Game Theory 2.12

Sam emerges out into the cockpit again a little later. “Asutan, get below. Beni says it’s your bedtime.”

Asuti groans.

“Go on,” I say. “I don’t need you now.” I smile. “Sorry.”

She sighs. “All right.” And goes below.

Sam sits next to me. “You still need to be up here? Can anyone else hold course?”

I think about it. “I guess they could, as long as the wind holds up. How are things downstairs?”

“Settling in well. They’ve made up a bunk for you. You’re sharing with Ateis, just starboard-aft of the bow bunks. Beni and I are in there.”

“Oh. Okay. Ateis being good?”

“Yeah.”

I sigh and lean back and look at the topsail and the stars beyond. Everything’s running smoothly.
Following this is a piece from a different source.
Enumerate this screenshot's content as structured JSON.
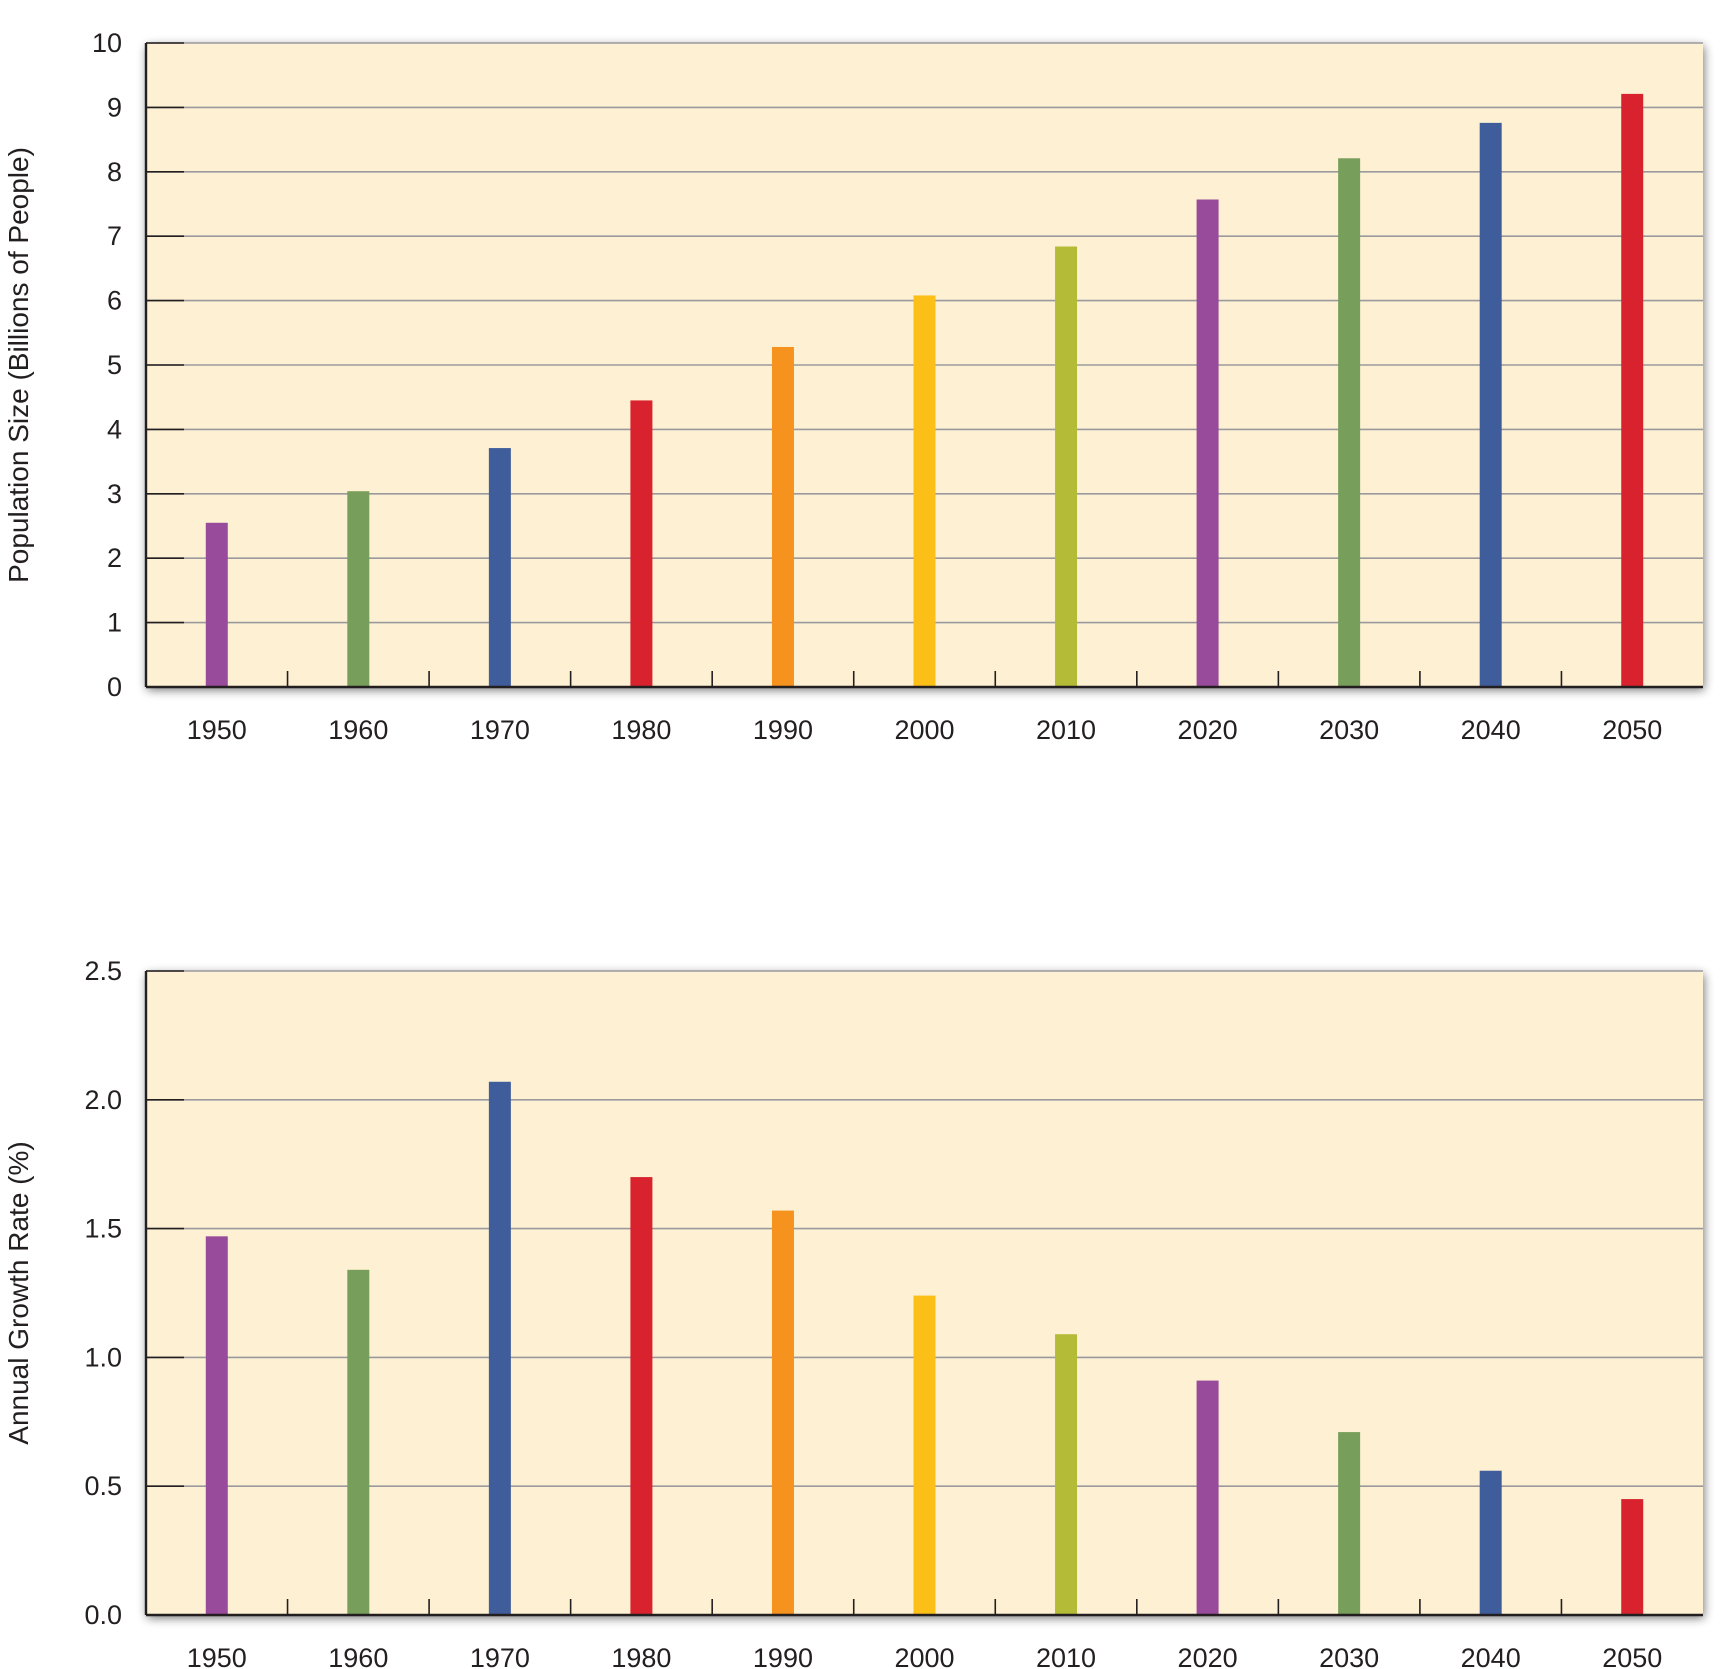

We’re making good speed.

“There’s just us now,” I say.

“We don’t know Lotan’s dead,” Sam replies. “Listen: We also don’t know we were the only group left on the atoll. If there were any others they’ve probably been captured. Maybe he can do something. We did the right thing. We got the women and kids out.”

“Oh God. Just this morning I told the Satthei she could cast him adrift for all I care,” I say. “And now he goes and does something like this, stupid lump.”

Sam chuckles.

“D’you think he’d have been that brave if he didn’t think it was just a game?” I wonder aloud.

Sam thinks for a moment. “Situation like that, I think people act according to their natures. Existential fuckwittery is too high-level a process when it gets realtime like that.”

I nod, accepting that. Part of me has been feeling relieved that I don’t have to make any recommendations for the Satthei about what to do about Lotan. Ironically, I think I now know what I would tell her. ‘He’s a fighter. He needs an enemy in front of him and someone to defend behind him. Once that situation presented itself he acted according to his nature.’ I’m still not sure there would be a place for him in the marketeer fleet, but somewhere in the world there would be.

“I shot four people on that beach,” Sam says quietly, thinking different thoughts. “Didn’t even stop to think.”

“I got three,” I say.

We sit in silence for a while.

“I keep thinking I ought to be feeling something about that,” Sam says. In over eight months it’s the first combat we’ve been in. Given we jumped into a roleplaying game that’s probably an achievement.

“Maybe he knew there wasn’t going to be room,” she says eventually, obviously thinking about Lotan again. “We’re tight on provisions as it is. I hope this wind holds.”

I have a feeling it might.

It makes me think. We really needed a fast boat, and there was my own sloop, within easy reach. We really needed the right wind, and hey-presto we have a windsinger on board. These coincidences are too good for a gamer not to notice. I try to be reassured by the thought that maybe something or someone is looking out for us; and I try not to think too hard along the lines that when the DM is helping the party get somewhere quickly you can bet something nasty will be waiting.

“What’s the plan?”

Sam sighs. She looks tired. “Ask me tomorrow.”